The appointment effective Tuesday "signals a renewed focus on product innovation to drive user experience and advertising revenue for one of the world's largest consumer Internet brands," Yahoo! said in a statement in San Francisco on Monday.
The move comes as a surprise after many reports said interim CEO Ross Levinsohn had a lock on the top job at the struggling Internet pioneer.
"I am honored and delighted to lead Yahoo!, one of the Internet's premier destinations for more than 700 million users," Mayer said in a statement.
"I look forward to working with the company's dedicated employees to bring innovative products, content, and personalized experiences to users and advertisers all around the world."

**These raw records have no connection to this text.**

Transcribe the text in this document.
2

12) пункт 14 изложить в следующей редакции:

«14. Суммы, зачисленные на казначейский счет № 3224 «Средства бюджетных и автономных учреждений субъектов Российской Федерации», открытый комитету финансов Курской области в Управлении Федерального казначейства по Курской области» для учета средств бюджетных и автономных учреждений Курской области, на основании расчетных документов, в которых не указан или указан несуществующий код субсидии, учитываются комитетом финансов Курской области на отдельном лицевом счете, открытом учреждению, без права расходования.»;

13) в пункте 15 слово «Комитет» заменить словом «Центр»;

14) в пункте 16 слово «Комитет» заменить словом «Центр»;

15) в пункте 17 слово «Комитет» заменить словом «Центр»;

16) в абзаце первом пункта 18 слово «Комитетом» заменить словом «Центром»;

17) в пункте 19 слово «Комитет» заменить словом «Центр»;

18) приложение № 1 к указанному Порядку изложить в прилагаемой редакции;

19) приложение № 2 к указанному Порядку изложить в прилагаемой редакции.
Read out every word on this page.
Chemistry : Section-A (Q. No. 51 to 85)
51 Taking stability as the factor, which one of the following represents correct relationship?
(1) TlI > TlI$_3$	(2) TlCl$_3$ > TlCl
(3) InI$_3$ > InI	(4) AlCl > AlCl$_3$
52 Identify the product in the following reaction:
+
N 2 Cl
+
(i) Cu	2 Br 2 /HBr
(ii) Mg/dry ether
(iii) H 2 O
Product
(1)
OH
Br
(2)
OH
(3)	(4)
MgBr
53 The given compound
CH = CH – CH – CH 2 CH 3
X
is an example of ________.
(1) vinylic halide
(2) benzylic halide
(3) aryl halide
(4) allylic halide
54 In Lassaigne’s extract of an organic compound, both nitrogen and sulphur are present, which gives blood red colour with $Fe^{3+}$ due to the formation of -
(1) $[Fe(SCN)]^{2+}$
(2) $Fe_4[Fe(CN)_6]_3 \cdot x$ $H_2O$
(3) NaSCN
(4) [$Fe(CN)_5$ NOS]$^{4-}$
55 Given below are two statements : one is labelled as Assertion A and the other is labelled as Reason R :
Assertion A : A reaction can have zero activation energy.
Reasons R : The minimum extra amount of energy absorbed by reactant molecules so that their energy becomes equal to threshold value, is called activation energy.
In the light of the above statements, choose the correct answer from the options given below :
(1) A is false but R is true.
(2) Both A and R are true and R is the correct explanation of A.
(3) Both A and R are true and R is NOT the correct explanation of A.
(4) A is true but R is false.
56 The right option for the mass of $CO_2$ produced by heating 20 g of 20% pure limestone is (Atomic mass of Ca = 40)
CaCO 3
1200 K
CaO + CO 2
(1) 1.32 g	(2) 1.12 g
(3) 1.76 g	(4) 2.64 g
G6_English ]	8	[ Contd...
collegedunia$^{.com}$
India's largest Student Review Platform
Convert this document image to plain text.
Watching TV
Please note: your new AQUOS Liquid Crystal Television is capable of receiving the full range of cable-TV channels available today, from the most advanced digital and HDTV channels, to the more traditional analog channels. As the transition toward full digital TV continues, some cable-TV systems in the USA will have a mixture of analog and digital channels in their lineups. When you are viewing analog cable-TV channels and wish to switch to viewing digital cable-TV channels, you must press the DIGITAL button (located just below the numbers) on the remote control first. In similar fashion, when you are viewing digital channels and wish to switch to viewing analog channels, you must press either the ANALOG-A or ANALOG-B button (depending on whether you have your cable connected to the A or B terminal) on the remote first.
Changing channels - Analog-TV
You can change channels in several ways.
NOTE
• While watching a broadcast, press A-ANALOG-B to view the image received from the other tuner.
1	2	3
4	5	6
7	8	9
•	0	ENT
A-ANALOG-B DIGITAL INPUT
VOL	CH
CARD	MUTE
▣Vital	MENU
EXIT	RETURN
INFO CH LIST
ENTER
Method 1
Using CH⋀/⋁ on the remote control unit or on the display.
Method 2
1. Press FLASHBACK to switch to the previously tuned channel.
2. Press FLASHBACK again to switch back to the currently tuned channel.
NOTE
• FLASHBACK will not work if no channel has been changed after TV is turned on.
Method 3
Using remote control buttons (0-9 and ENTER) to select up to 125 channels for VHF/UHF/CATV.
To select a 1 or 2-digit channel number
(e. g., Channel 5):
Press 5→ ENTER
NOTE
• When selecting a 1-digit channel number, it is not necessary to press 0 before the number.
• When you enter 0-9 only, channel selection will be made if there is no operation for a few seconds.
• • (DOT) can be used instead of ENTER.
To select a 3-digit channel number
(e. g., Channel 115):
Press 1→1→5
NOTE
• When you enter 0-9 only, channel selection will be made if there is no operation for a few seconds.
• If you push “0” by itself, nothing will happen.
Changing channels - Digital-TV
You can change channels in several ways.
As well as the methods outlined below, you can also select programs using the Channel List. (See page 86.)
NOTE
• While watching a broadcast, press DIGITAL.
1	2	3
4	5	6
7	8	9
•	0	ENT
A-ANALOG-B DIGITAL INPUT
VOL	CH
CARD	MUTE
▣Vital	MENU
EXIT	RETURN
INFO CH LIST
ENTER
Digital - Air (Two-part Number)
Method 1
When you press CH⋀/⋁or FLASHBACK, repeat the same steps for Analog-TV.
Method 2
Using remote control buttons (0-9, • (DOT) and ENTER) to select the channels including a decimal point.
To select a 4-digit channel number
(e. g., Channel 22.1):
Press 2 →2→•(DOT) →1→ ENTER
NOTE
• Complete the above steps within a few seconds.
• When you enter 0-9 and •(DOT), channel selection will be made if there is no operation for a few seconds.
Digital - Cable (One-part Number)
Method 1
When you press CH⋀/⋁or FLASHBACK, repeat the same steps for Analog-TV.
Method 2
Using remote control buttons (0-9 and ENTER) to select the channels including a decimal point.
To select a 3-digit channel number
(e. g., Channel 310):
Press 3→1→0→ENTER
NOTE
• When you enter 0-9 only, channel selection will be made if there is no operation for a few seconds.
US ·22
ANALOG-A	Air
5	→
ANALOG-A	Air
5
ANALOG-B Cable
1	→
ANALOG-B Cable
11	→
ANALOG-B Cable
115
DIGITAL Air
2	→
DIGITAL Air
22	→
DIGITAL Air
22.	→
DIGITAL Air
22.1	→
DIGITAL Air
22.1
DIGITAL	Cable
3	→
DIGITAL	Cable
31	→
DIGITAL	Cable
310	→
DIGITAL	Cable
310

At Google, Mayer was responsible for local and geographical products including Google Maps, Google Earth, Zagat, Street View, and local search for desktop and mobile. She joined Google in 1999 as its 20th employee "and led efforts for many of Google's most recognizable products, including the development of its flagship search product and iconic homepage for over 10 years," the statement said.
She also "managed some of Google's most successful innovations, launching more than 100 features and products including image, book and product search, toolbar, iGoogle, Google News, and Gmail," according to the statement.
Mayer told a daily she "had an amazing time at Google" over the past 13 years, but that she opted to go to Yahoo! because it is "one of the best brands on the Internet."
Levinsohn took over in May when Scott Thompson was ousted in the face of controversy about an inflated resume.
Last week, shareholders endorsed the struggling Internet firm's overhauled board of directors and called for a fresh plan to compete against rivals such as Google and Facebook, but made no announcement about a chief executive.
Yahoo! has been trying to reinvent itself as a "premier digital media" company since the once-flowering Internet search service found itself withering in Google's shadow.